Acabada la experiencia ferial, vuelvo al
trabajo interno en mi taller y acomodo los caballetes que amontoné en un rincón
para hacer el lugar necesario para el embalaje de las obras que se fueron de
paseo a La Plata.
Y de golpe,
con la distancia que pone en evidencia mi importante miopía, miro la obra que
estoy a punto de terminar y veo una mancha resplandeciente. Junto con el pánico que me impide acercarme
lo necesario para ver bien (de cerca, mi visión es casi impecable) un ruego me
retumba en la cabeza: Que sea una isla,
por favor… que sea una isla… que sea una isla...
Me aproximo y compruebo, ¡alabados sean todos los dioses y todas las musas de todos los credos!,
qué, efectivamente, ¡era una isla!
Y por un
instante, esos ojos verdes que durante
todo el tiempo que he estado trabajando en ella me han parecido fríos y
distantes, se me están riendo a carcajadas.

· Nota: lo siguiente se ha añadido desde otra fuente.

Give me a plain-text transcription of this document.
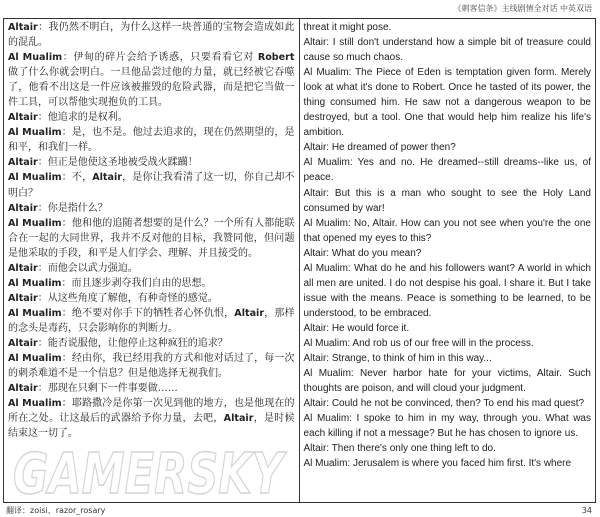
《刺客信条》主线剧情全对话 中英双语

Altair：我仍然不明白，为什么这样一块普通的宝物会造成如此的混乱。

Al Mualim：伊甸的碎片会给予诱惑，只要看看它对 Robert 做了什么你就会明白。一旦他品尝过他的力量，就已经被它吞噬了，他看不出这是一件应该被摧毁的危险武器，而是把它当做一件工具，可以帮他实现抱负的工具。

Altair：他追求的是权利。

Al Mualim：是，也不是。他过去追求的，现在仍然期望的，是和平，和我们一样。

Altair：但正是他使这圣地被受战火蹂躏！

Al Mualim：不，Altair，是你让我看清了这一切，你自己却不明白？

Altair：你是指什么？

Al Mualim：他和他的追随者想要的是什么？一个所有人都能联合在一起的大同世界，我并不反对他的目标，我赞同他，但问题是他采取的手段，和平是人们学会、理解、并且接受的。

Altair：而他会以武力强迫。

Al Mualim：而且逐步剥夺我们自由的思想。

Altair：从这些角度了解他，有种奇怪的感觉。

Al Mualim：绝不要对你手下的牺牲者心怀仇恨，Altair，那样的念头是毒药，只会影响你的判断力。

Altair：能否说服他，让他停止这种疯狂的追求？

Al Mualim：经由你，我已经用我的方式和他对话过了，每一次的刺杀难道不是一个信息？但是他选择无视我们。

Altair：那现在只剩下一件事要做……

Al Mualim：耶路撒冷是你第一次见到他的地方，也是他现在的所在之处。让这最后的武器给予你力量，去吧，Altair，是时候结束这一切了。

GAMERSKY

threat it might pose.

Altair: I still don't understand how a simple bit of treasure could cause so much chaos.

Al Mualim: The Piece of Eden is temptation given form. Merely look at what it's done to Robert. Once he tasted of its power, the thing consumed him. He saw not a dangerous weapon to be destroyed, but a tool. One that would help him realize his life's ambition.

Altair: He dreamed of power then?

Al Mualim: Yes and no. He dreamed--still dreams--like us, of peace.

Altair: But this is a man who sought to see the Holy Land consumed by war!

Al Mualim: No, Altair. How can you not see when you're the one that opened my eyes to this?

Altair: What do you mean?

Al Mualim: What do he and his followers want? A world in which all men are united. I do not despise his goal. I share it. But I take issue with the means. Peace is something to be learned, to be understood, to be embraced.

Altair: He would force it.

Al Mualim: And rob us of our free will in the process.

Altair: Strange, to think of him in this way...

Al Mualim: Never harbor hate for your victims, Altair. Such thoughts are poison, and will cloud your judgment.

Altair: Could he not be convinced, then? To end his mad quest?

Al Mualim: I spoke to him in my way, through you. What was each killing if not a message? But he has chosen to ignore us.

Altair: Then there's only one thing left to do.

Al Mualim: Jerusalem is where you faced him first. It's where

翻译：zoisi、razor_rosary	34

Me la quedo mirando, al acecho, pero enseguida volvió a su indiferencia. ¿Fue una ilusión óptica, un reflejo, o una de
esas alucinaciones patológicas que me empeño en llamar exceso de imaginación? No
sé. La terminé hace un rato, con
absoluta desconfianza. Necesito poner distancia entre nosotras, por las dudas.